Microsoft targets biz apps with Silverlight 4

Software giant releases beta version of technology for rich Web apps, revealing new features it says will make greater impact on enterprise software.
Written by Vivian Yeo, Contributor

LOS ANGELES--Microsoft has unveiled the beta version of Silverlight 4, where one of the core development areas focuses on enabling "great business applications", company executives say.

Scott Guthrie, corporate vice president at Microsoft's .NET developer platform, said in his keynote Thursday at the company's Professional Developer Conference here, that Silverlight 4 offers a range of standard controls features that include printing support, a Rich Text editor, access to clipboard, drag-and-drop support, and HTML hosting support.

The Silverlight team has also added new sandbox features, such as the capability to build trusted apps outside of the sandbox. In addition, tooling support for Silverlight in Visual Studio 2010 are now available to developers.

Development work for the beta release also looked at two areas of emphasis: media, and data and networking. New features here include Webcam and microphones, multicast streaming, databinding improvements and Windows Communication Foundation RIA Services, which allow applications to work with any data and server. Silverlight 4 also has localization enhancements that, for example, supports right-to-left text and complex scripts such as Arabic and Thai, Guthrie noted.

Microsoft will also extend official support for Google Chrome browser in Silverlight 4, he added.

Terming the beta release as "major", he noted that Silverlight 4 is twice as fast as its predecessor in terms of code generation performance. It also promises 30 percent faster setup, he said.

The new version, Guthrie added, was built based on feedback from the developer community. Earlier this year, Microsoft invited developers to submit features they would like included in the next Silverlight release and opened up the suggestions for voting. Nine out of the 10 most popular features, accounting for around 70 percent of all recommendations, were incorporated into Silverlight 4.

The new release is expected to ship in the first half of 2010.

According to Guthrie, during the launch of Silverlight 3 in July, the Web development platform was installed on 33 percent of the world's Internet-connected devices. Today, that number has grown to 45 percent and adoption is "accelerating rapidly", he said.

In July, Microsoft's lead for developer and platform evangelism Walid Abu-Hadba, said half of the world's devices connected to the Web would have Silverlight by 2010.

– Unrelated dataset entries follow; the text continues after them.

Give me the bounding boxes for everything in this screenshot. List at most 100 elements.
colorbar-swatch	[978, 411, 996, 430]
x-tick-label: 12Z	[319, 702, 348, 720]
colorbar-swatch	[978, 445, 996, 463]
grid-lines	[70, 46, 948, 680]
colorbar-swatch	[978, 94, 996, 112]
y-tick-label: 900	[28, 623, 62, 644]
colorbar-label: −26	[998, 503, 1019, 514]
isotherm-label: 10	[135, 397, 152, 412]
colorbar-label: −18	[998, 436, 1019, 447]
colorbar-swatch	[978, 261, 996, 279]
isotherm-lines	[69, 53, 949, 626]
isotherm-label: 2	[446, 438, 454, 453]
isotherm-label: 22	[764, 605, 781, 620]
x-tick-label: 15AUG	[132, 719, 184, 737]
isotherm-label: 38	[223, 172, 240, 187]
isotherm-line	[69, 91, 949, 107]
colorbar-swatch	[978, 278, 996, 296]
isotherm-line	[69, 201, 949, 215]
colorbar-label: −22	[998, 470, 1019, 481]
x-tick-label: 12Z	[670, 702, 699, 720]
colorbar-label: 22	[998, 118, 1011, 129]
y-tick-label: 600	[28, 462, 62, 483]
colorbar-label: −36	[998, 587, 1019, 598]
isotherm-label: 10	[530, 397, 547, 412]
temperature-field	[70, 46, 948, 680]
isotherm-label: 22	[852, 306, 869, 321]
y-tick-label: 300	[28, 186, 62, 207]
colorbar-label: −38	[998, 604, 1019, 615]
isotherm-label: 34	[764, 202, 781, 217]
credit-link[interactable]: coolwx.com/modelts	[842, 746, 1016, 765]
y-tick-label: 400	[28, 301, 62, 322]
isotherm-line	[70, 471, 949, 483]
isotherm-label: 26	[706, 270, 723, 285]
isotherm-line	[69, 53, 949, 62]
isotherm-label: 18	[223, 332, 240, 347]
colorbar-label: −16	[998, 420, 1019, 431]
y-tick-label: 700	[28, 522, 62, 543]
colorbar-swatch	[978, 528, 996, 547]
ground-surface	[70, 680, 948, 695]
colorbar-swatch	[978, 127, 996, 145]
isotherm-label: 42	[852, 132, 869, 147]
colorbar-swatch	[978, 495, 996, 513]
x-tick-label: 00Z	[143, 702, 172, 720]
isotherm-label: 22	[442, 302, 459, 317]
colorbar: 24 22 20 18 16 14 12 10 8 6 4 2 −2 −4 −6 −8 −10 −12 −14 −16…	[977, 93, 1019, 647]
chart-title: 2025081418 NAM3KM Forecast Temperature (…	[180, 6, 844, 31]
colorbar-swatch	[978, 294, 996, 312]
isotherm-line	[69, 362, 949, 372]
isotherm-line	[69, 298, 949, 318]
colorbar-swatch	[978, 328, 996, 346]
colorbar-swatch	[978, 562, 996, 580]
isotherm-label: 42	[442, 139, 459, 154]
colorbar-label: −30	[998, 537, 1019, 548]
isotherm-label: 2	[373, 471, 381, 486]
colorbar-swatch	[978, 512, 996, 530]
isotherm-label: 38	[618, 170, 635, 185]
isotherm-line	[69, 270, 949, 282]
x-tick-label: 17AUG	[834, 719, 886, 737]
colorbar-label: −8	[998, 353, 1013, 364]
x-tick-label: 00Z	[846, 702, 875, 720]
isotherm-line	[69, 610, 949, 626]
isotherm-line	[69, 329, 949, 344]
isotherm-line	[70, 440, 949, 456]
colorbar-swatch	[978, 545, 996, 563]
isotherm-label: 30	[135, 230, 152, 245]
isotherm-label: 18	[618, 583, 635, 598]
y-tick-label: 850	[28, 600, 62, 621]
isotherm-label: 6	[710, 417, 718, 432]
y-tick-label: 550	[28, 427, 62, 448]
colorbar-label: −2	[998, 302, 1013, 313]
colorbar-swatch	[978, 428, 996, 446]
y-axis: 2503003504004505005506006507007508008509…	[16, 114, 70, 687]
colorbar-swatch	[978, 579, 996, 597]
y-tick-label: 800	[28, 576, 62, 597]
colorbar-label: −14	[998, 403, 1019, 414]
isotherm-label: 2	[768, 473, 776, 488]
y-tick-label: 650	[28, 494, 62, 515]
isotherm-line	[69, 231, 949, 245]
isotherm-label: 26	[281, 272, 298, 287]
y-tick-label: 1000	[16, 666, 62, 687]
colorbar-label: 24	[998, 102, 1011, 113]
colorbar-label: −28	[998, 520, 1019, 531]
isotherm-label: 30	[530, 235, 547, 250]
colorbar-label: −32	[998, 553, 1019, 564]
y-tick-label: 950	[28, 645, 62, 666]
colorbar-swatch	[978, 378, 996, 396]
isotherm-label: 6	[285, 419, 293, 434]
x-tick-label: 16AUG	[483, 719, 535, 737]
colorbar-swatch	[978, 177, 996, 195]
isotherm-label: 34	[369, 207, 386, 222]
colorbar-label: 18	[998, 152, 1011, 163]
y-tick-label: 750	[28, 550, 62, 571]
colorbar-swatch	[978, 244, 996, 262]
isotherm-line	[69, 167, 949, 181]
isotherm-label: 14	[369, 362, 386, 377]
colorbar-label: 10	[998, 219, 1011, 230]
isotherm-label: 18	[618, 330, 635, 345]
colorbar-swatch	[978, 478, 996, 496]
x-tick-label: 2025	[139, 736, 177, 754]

The development platform has over the last few months gained significant traction, he said, noting that sporting entities such as Wimbledon and National Football League, have also chosen it as a platform to deliver content to consumers.

On the enterprise end, Bloomberg has also installed Silverlight on over 300,000 terminals across its organization for "building and deploying mission-critical apps online", according to Microsoft. The news agency's first Silverlight application was a trading app that allows traders to predict the impact of severe weather on gasoline prices.

An eye on enterprise
In an interview with ZDNet Asia, Brian Goldfarb, Microsoft's director of developer platform and tools, reiterated the emphasis on business.

"Silverlight 4 was really deeply focused on bringing together the portfolio of technology required to build any line-of-business applications. Whether it's switch-data access using RIA Services, to file printing support, to many of other advancements around bi-directional [text]...[to] being able to support Asian [characters], right-to-left, multi-byte characters, [we've taken] huge steps there to meet the demands of the worldwide audience," Goldfarb said.

Microsoft has shipped three releases of Silverlight within the last 22 months and will continue the momentum, as "rapidly innovating is critical" to compete against the likes of Flash, Flex and Air, he said, referring to Adobe's products. "Our rapid cycle was getting us to parity and beyond."

Vivian Yeo reported from the Microsoft Professional Developer Conference in Los Angeles, California.